Barrierefreiheit ist das Schlüsselwort für die Gesetz- und Verordnungstexte. Alle von Menschen gestalteten Lebensbereiche müssen für Menschen mit Behinderung zugänglich sein. Und von ihnen genutzt werden können. In § 4 Hamburgisches Gesetz zur Gleichstellung behinderter Menschen wird die Barrierefreiheit so definiert, dass Lebensbereiche ohne besondere Erschwernis und in der Regel ohne besondere Hilfe zugänglich und nutzbar sein müssen.


Behindertenverbände können unter bestimmten Voraussetzungen anstelle und mit dem Einverständnis behinderter Menschen gegen Benachteiligungen und unterlassene Herstellung von Barrierefreiheit klagen. Verbandsklagen können beispielsweise geltend gemacht werden, wenn Behörden den Aufforderungen des Gesetzes nicht nachkommen und beispielsweise Neu- und große Umbauten nicht barrierefrei gestalten.


Dieses weitergehende Verständnis von Barrierefreiheit spiegelt sich in Deutschland auch in den Landesbauordnungen der Bundesländer wider. Die Landesbauordnungen orientieren sich an der Musterbauordnung des Bundes, diese ist aber nicht rechtsverbindlich, da Baurecht Landesrecht ist.


Die Hamburgische Bauordnung (HBauO) vom 14.12.2005 hat in diesem Zusammenhang § 37 (Aufzüge) und § 52 (Barrierefreies Bauen) für rechtsverbindlich erklärt. Verantwortlich hierfür ist die Hamburger Bauaufsicht bzw. die Bauaufsichtsbehörden der Bezirksämter. Diese haben viele Detailbereiche mittels fachspezifischer Verordnungen rechtsverbindlich geregelt (Verordnung über den Bau und Betrieb von Versammlungsstätten (VStättVO), Verordnung über den Betrieb von Gaststätten (GastVO), Verordnung über den Bau und Betrieb von Verkaufsstätten (VkVO, etc.).


§ 52 HBauO „Barrierefreies Bauen“ regelt Anforderungen an:


barrierefrei erreichbare Wohnungen (Geschosswohnungsbau) (Abs. 1 und 4),

öffentlich zugängliche bauliche Anlagen -Nichtwohnungsbau (Abs. 2),

bauliche Anlagen, Einrichtungen und Wohnungen, die von Menschen mit Behinderungen, alten Menschen und Personen mit Kleinkindern genutzt werden (Abs. 3).

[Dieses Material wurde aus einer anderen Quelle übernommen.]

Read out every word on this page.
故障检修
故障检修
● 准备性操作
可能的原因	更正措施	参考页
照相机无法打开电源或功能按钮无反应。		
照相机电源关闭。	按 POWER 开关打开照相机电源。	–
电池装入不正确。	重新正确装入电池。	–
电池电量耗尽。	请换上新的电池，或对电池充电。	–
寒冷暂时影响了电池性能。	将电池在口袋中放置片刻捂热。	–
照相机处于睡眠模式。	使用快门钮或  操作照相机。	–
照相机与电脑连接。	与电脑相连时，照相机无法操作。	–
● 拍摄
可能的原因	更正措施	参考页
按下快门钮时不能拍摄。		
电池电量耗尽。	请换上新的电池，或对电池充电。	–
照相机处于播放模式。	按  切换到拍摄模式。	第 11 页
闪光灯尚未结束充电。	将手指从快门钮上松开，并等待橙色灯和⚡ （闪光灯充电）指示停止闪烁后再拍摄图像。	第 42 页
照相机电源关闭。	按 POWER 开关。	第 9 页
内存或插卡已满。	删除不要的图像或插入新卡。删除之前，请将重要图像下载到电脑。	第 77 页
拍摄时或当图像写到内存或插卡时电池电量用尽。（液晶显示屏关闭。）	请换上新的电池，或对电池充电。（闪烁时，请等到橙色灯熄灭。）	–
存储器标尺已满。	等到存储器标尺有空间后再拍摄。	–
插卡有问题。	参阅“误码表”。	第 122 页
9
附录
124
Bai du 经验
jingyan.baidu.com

Bauaufsichtlich eingeführte technische Baubestimmungen (und somit rechtsverbindlich) in Bezug auf § 52 HBauO

Zur Umsetzung der Landesbauordnung haben alle Bundesländer – mit Ausnahme von Nordrhein-Westfalen – die DIN-Norm zum barrierefreien Bauen öffentlich zugänglicher Gebäude als Technische Baubestimmungen eingeführt. Diese Einführung bezieht sich in der Regel auf Teile der Norm. Sie ist in den Ländern ebenfalls recht unterschiedlich. Außerdem werden in einer Reihe der Länder erläuternde Leitfäden sowohl zur Landesbauordnung als auch zu den Technischen Baubestimmungen herausgegeben.


Das Prinzip der Barrierefreiheit wird immer noch lediglich auf die Zielgruppe der behinderten Menschen bezogen. Das ist unverständlich. Zumal deutschland- und europaweit Berichte und Gutachten immer wieder herausstellen, dass die Herstellung von Barrierefreiheit im Interesse aller Menschen ist. So ist bekannt, dass eine barrierefrei zugängliche Umwelt für etwa 10 % der Bevölkerung zwingend erforderlich, für etwa 30 bis 40 % notwendig und für 100 % komfortabel ist.